A Leader’s Ongoing Obligation: To Ser
Last week I shared Dr. Mark Taylor’s suggestions for finding and sustaining personal happiness. When Mark (www.taylorprograms.com – amazing presenter!) and I discussed leadership several weeks ago, we agreed that happy leaders are more inclined to bring positivity into the work cultures that they oversee.
Team members who work in positivity-embracing cultures are inclined to enjoy work, to be engaged, to be productive and to spread their own positivity to colleagues. Mark has catalogued several interpersonal behaviors and approaches for creating positive, happiness-conducive and happiness-inducing work environments. See how many you promote in your work space. And thank you again to my friend, Dr. Mark Taylor!
- Radiate leader positivity. Looking and sounding positive are contagious, as is leader negativity. Try to smile and practice carrying a pleasant default expression.
- Offer positive direction. Focus on what people should be doing, not what they should avoid doing. Think about positive “do this” expectations instead of negative “don’t do this” rules. Find and recognize people doing the right things. Talk more about what people are doing right than what people are doing wrong. Correct with care. Recognize that people invest time and energy in what they do, and may take criticism very personally.
- Show recognition. See human beings, not job titles, roles, stereotypes or assumptions. Acknowledge that they are there. Acknowledge them. Offer them your attention and use their names whenever you are able.
- Show respect. Offer everyone the courtesy they deserve, and that we would like for them to show to us. Assume good will; people generally want to help, to be productive and to do the right things. People respond better to being asked than being told. Ask when you can, tell when you must. Ask people how they would like to be contacted and addressed.

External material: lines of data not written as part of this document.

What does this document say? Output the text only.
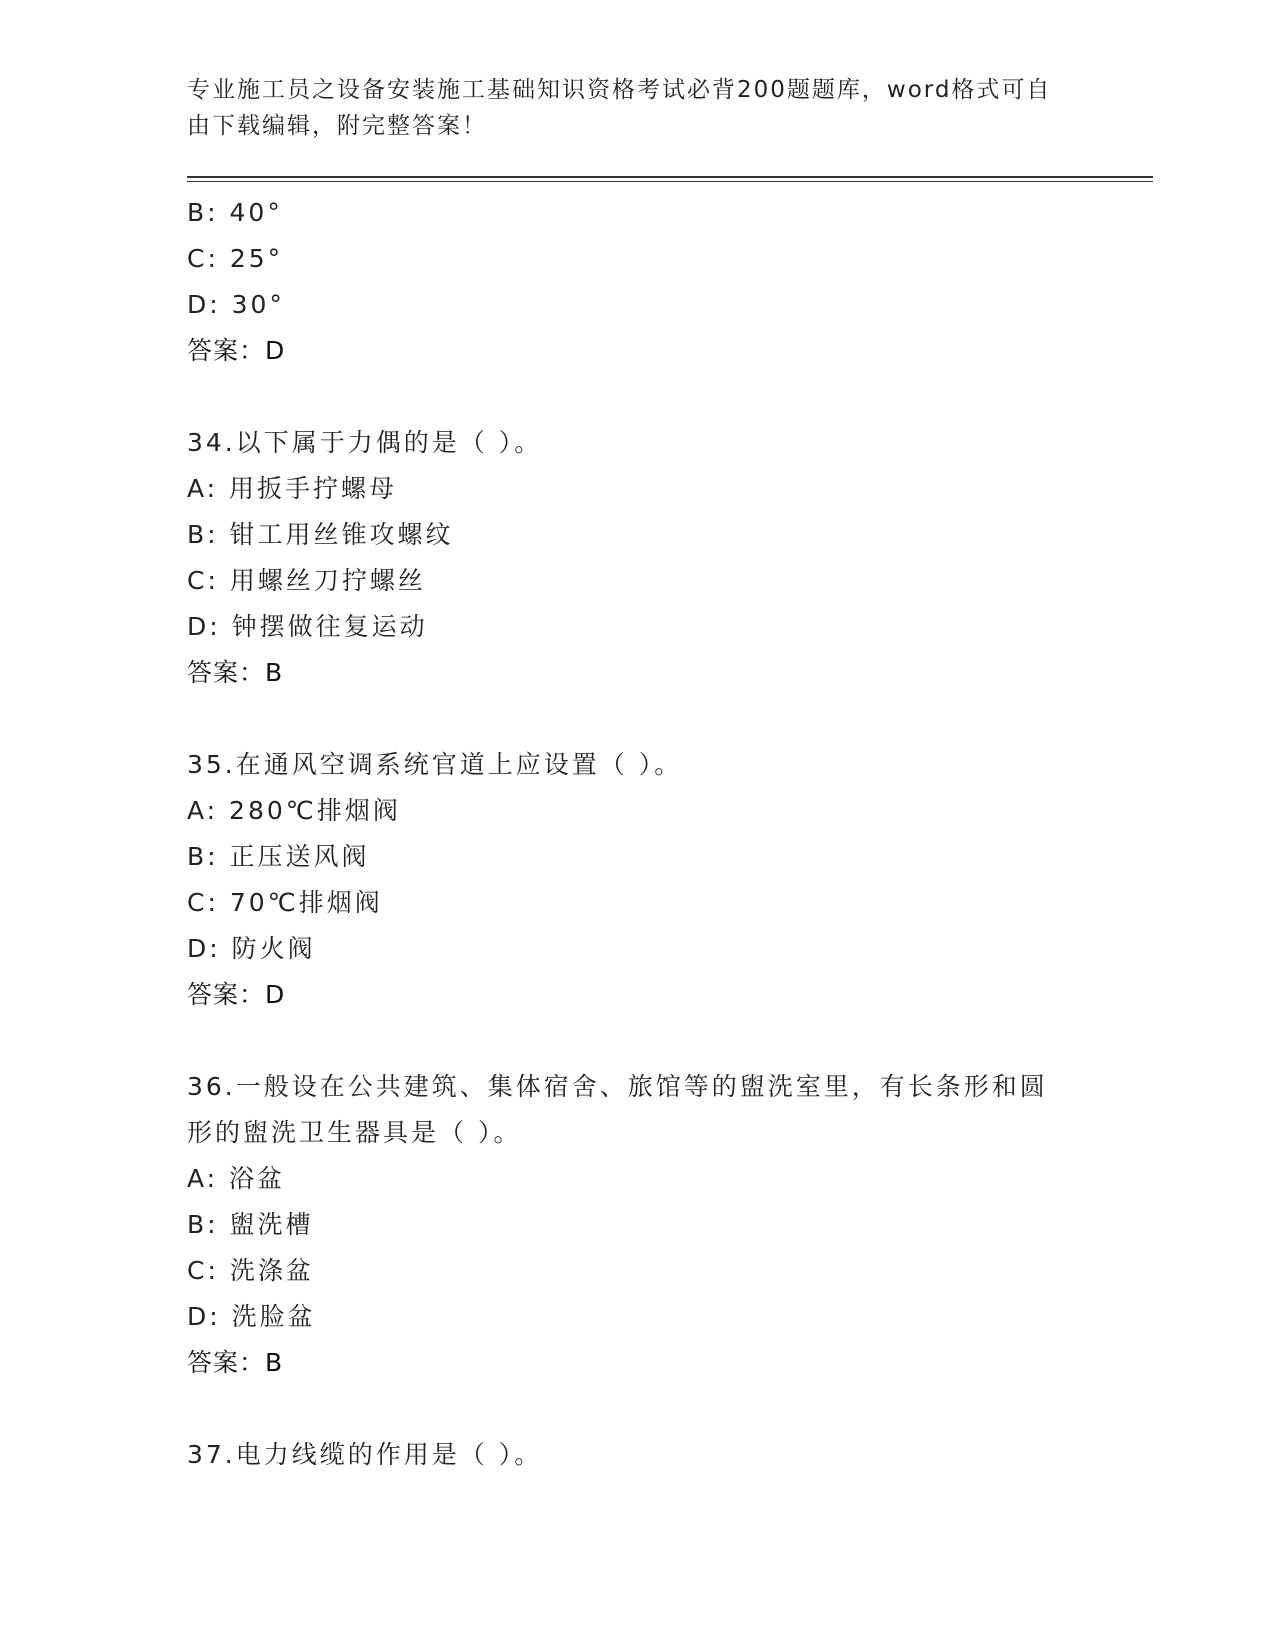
专业施工员之设备安装施工基础知识资格考试必背200题题库，word格式可自由下载编辑，附完整答案！
B: 40°
C: 25°
D: 30°
答案：D
34.以下属于力偶的是（ ）。
A: 用扳手拧螺母
B: 钳工用丝锥攻螺纹
C: 用螺丝刀拧螺丝
D: 钟摆做往复运动
答案：B
35.在通风空调系统官道上应设置（ ）。
A: 280℃排烟阀
B: 正压送风阀
C: 70℃排烟阀
D: 防火阀
答案：D
36.一般设在公共建筑、集体宿舍、旅馆等的盥洗室里，有长条形和圆形的盥洗卫生器具是（ ）。
A: 浴盆
B: 盥洗槽
C: 洗涤盆
D: 洗脸盆
答案：B
37.电力线缆的作用是（ ）。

- Offer praise. Recognize people for their contributions, whether through their presence or their behavior. The frequency of praise is more important than the intensity. While almost any praise can impact happiness, praise connected to specific behaviors is most effective in supervision.
- Communicate gratitude and appreciation with your thanks. Let people know that you not only see the good that they do (praise) but that you also personally appreciate it. Thanking people can contribute to competence, positivity and the development of meaningful relationships.
- Offer emotional and task support. Help make people’s jobs easier, and endeavor to be seen doing some actual tasks. Provide resources, modify policies, and get in there and help when you are able to.
- Facilitate cooperation. Communicate that cooperation is a fundamental value and that people are expected to try to work together and get along. Happiness is improved when conflict is reduced, and positive relationships are developed when people work cooperatively.
- Offer choices. People are happier in their work when they feel they have some input on what they do and how they do it. Letting people choose also increases their responsibility for task completion, commitment to the task, and autonomy.
- Facilitate appropriate task engagement. Neither boredom nor overwork facilitate happiness. People are happiest when engaged with a manageable number of tasks, hopefully tasks that fit their talents, preferences and abilities. Offering choices can help identify talents, preferences and abilities.
- Show flexibility. Recognizing individual needs and the impact of life circumstances and external events on scheduling, deadlines, appearance and other workplace expectations can enhance positivity, reduce stress and improve retention. Consider making the adjustments and flexibilities adopted during the pandemic permanent.
- Maintain a developmental perspective. People want to learn, grow and improve, and are most happy and engaged with their work when they feel they are developing. Offer appropriate, manageable challenges and novel opportunities to improve performance, engagement and happiness.
- Focus on the mission, meaning and impact of the work. People want their lives to matter and have purpose, and to have made a personal difference in the world. When they can see the effects of their efforts and how those efforts contribute to the larger impact of the organization, they can start to perceive the workplace as a venue for them to achieve purpose and meaning in their own lives. And everyone wants to matter, to make a positive impact and to live a life of purpose.
Please take Mark’s suggestions to heart. As I said last week, we know many, if not all, of these tips intellectually. It is up to each of us to role model these behaviors in our workplaces and to create and sustain positive cultures where our teammates can not only succeed, but can thrive!.